I'm currently trying to prove Cramers rule with the wedge product definition of a determinant. The proof hinges on the fact that if M is some map, then we can write:
$$ M\left(\vec a \wedge \vec b\right) = M\left( \vec a \right) \wedge M\left( \vec b \right) $$
However, I'm at a loss here, because I really don't understand why this should be true. IF M is a linear map, I thought linearity implies that $M(a+b) = M(a)+M(b)$, can anybody explain why the above identity is true?
Thanks in advanced
This is perhaps a slight abuse of notation in that, as John pointed out, $M$ acting on a bivector $a \wedge b$ seems incompatible with the notion that $M$ acts on ordinary vectors.

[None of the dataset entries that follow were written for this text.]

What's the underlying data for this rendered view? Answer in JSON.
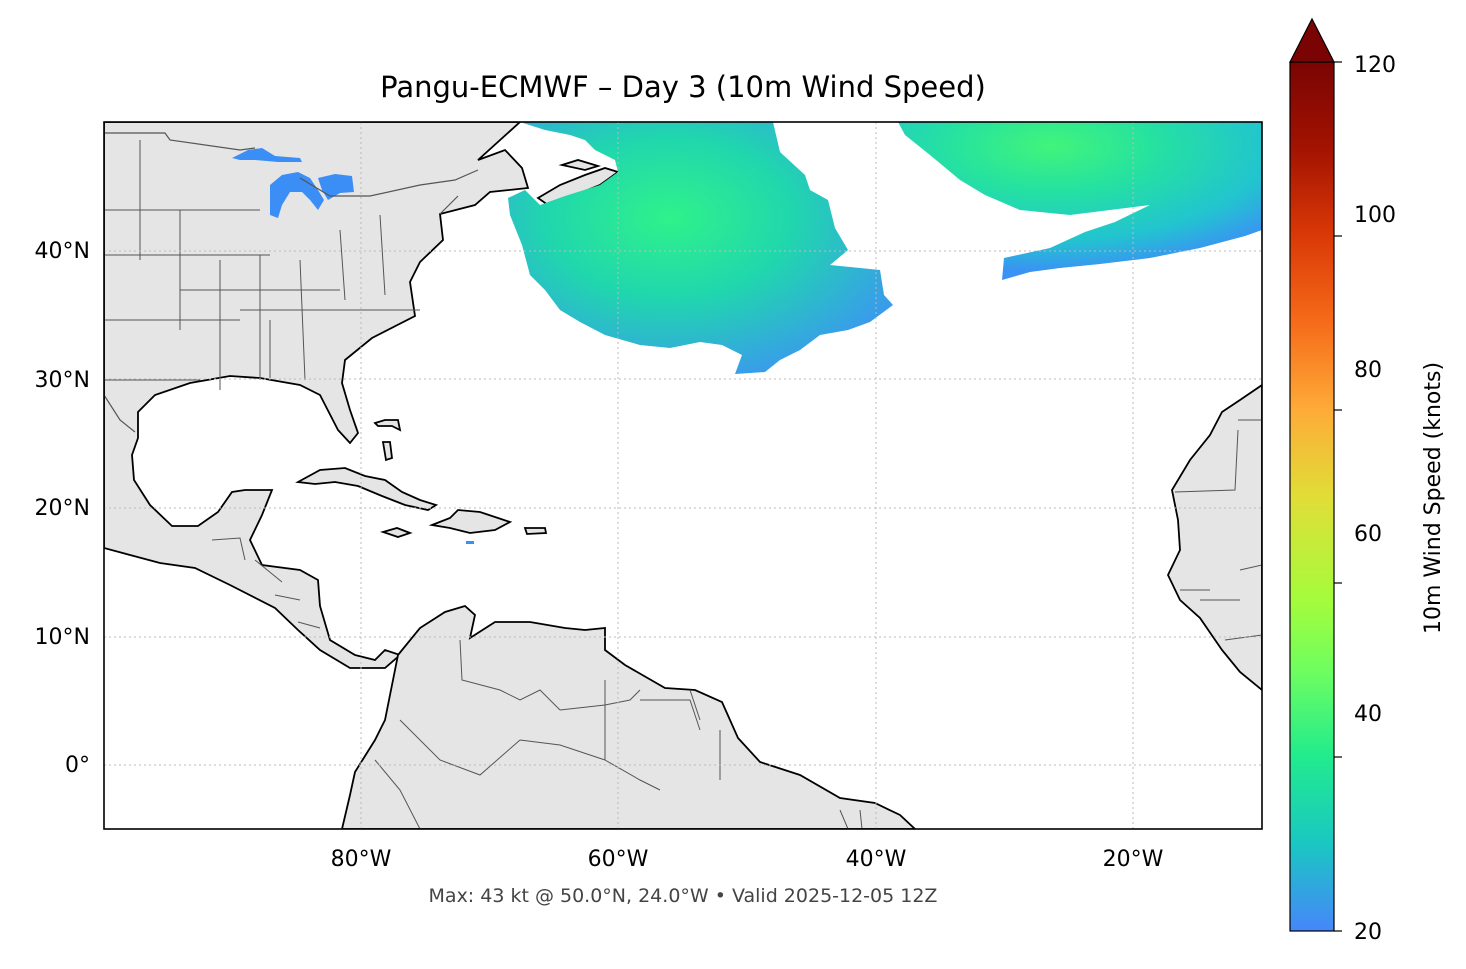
{
  "title": "Pangu-ECMWF – Day 3 (10m Wind Speed)",
  "footer": "Max: 43 kt @ 50.0°N, 24.0°W • Valid 2025-12-05 12Z",
  "map": {
    "lon_range": [
      -100,
      -10
    ],
    "lat_range": [
      -5,
      50
    ],
    "lat_ticks": [
      {
        "value": 40,
        "label": "40°N"
      },
      {
        "value": 30,
        "label": "30°N"
      },
      {
        "value": 20,
        "label": "20°N"
      },
      {
        "value": 10,
        "label": "10°N"
      },
      {
        "value": 0,
        "label": "0°"
      }
    ],
    "lon_ticks": [
      {
        "value": -80,
        "label": "80°W"
      },
      {
        "value": -60,
        "label": "60°W"
      },
      {
        "value": -40,
        "label": "40°W"
      },
      {
        "value": -20,
        "label": "20°W"
      }
    ],
    "gridlines": true,
    "land_color": "#e5e5e5",
    "ocean_color": "#ffffff"
  },
  "colorbar": {
    "label": "10m Wind Speed (knots)",
    "ticks": [
      {
        "value": 20,
        "label": "20"
      },
      {
        "value": 40,
        "label": "40"
      },
      {
        "value": 60,
        "label": "60"
      },
      {
        "value": 80,
        "label": "80"
      },
      {
        "value": 100,
        "label": "100"
      },
      {
        "value": 120,
        "label": "120"
      }
    ],
    "range": [
      20,
      120
    ],
    "extend": "max",
    "colormap": "turbo",
    "extend_color": "#7a0403"
  },
  "chart_data": {
    "type": "heatmap",
    "title": "Pangu-ECMWF – Day 3 (10m Wind Speed)",
    "variable": "10m Wind Speed (knots)",
    "threshold_min": 20,
    "max_value": 43,
    "max_location": "50.0°N, 24.0°W",
    "valid": "2025-12-05 12Z",
    "regions": [
      {
        "center_lon": -56,
        "center_lat": 42,
        "peak_kt": 36
      },
      {
        "center_lon": -25,
        "center_lat": 48,
        "peak_kt": 43
      }
    ]
  }
}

A possible resolution to the notation issue would be to write, for vectors $v_1, v_2, \ldots, v_k$,
$$M_{(k)} (v_1 \wedge v_2 \wedge \ldots \wedge v_k) \equiv M(v_1) \wedge M(v_2) \wedge \ldots \wedge M(v_k)$$
And hence, given a linear operator $M$, we also define several other linear maps $M_{(2)}, M_{(3)}$, and so on. Nevertheless, it's pretty common to just say $M(a \wedge b) \equiv M(a) \wedge M(b)$ since there's little chance of getting confused about what map you're applying.
Since each of the $M_{(k)}$ is technically distinct from the others, I think you should be able to accept that this is merely a convenient definition? That we choose this definition might be motivated from the tensor product, but I must stress it is merely a convenient choice until one asks why and how this definition gives us $M_{(n)}(\epsilon) = (\det M) \epsilon$ for any $n$-vector $\epsilon$.